Os projetos de transição energética desenvolvidos nas cidades envolvem empresas como Companhia Brasileira de Lítio (CBL), Viridis Mining e St George Mining, que apostam no potencial mineral mineiro para atender à crescente demanda internacional por matérias-primas estratégicas.
O tema ganhou destaque durante o seminário “Mineração 360º – o Motor da Economia Nacional”, promovido pelo jornal O TEMPO, na quarta-feira (13), em Belo Horizonte.
Terras-raras colocam Minas Gerais no radar mundial da transição energética
Entre os minerais que mais despertam interesse estão as chamadas terras-raras, grupo composto por 17 elementos químicos utilizados em setores considerados fundamentais para a economia moderna. Esses materiais são aplicados na fabricação de motores elétricos, baterias, turbinas, equipamentos hospitalares, foguetes e outras tecnologias ligadas à inovação e energia renovável.
Em Araxá, a australiana St George Mining conduz um projeto voltado à exploração de nióbio e terras-raras. Segundo o country manager da companhia no Brasil, Thiago Amaral, a escolha pelo país ocorreu após uma análise internacional de oportunidades.
“É um investimento que acredita no potencial do Brasil, que são talvez os projetos mais bem ranqueados do mundo, porque o país, além das reservas, tem uma matriz energética limpa e capacidade de oferecer tecnologia e ambiente de negócios”, diz.
A iniciativa ainda está em fase de desenvolvimento, mas já recebeu investimentos superiores a R$ 250 milhões. A expectativa da empresa é iniciar as operações em até três anos.
Mineração estratégica pode impulsionar economia mineira
Além da geração de empregos e movimentação econômica nas regiões envolvidas, os projetos de transição energética são vistos como uma oportunidade para Minas Gerais ampliar sua participação no mercado global de minerais críticos, considerados indispensáveis para a chamada economia verde.
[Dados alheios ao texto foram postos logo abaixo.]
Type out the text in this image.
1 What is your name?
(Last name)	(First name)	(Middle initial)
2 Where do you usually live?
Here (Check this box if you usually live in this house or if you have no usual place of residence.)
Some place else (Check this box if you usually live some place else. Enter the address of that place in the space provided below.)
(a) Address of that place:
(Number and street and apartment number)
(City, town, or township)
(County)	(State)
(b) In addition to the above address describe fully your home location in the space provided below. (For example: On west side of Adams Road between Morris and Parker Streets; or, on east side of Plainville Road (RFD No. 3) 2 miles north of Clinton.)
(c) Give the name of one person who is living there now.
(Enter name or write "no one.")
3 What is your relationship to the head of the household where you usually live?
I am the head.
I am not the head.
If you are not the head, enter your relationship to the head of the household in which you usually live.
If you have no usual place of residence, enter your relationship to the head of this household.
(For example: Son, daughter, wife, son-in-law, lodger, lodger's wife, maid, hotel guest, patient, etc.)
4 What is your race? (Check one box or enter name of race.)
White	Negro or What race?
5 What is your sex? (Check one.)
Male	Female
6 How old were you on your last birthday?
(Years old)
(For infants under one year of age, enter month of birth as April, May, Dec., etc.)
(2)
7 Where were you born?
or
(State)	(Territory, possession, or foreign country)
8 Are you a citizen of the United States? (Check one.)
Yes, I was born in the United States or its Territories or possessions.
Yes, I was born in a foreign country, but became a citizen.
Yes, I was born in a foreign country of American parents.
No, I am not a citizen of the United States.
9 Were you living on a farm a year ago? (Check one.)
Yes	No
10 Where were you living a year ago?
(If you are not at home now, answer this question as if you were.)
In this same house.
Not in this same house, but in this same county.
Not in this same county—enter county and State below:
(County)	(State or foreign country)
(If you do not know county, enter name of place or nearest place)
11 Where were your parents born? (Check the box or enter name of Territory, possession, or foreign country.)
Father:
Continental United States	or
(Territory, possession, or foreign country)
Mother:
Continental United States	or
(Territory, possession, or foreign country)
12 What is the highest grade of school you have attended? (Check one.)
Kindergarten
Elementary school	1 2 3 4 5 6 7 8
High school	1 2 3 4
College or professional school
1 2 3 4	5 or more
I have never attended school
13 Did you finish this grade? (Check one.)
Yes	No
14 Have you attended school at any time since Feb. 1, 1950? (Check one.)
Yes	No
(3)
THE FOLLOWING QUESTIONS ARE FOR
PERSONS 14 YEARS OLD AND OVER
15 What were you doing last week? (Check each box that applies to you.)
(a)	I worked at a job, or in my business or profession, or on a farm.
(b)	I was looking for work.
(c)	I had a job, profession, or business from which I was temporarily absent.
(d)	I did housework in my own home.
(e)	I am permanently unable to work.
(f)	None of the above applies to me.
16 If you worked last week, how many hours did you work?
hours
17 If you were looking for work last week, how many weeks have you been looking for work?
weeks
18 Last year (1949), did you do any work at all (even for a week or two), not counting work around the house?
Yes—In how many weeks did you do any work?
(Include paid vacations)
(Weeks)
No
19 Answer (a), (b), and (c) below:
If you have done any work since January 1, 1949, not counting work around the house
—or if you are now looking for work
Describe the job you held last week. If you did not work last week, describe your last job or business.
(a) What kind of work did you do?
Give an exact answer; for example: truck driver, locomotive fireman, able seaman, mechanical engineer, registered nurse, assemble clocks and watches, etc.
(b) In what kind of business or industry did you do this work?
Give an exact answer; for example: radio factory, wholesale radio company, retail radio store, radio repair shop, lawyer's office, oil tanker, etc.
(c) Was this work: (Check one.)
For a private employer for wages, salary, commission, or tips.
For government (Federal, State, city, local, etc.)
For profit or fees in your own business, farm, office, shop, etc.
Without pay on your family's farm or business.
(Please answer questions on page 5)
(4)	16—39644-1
Especialistas apontam que o avanço dessas atividades também traz desafios importantes, como infraestrutura, licenciamento ambiental e qualificação profissional. Ainda assim, o cenário é tratado pelo setor como promissor, principalmente diante do aumento da demanda mundial por materiais ligados à transição energética.
Com reservas minerais diversificadas e capacidade produtiva já reconhecida internacionalmente, Minas Gerais busca fortalecer sua posição como fornecedor estratégico para indústrias de alta tecnologia e energia limpa.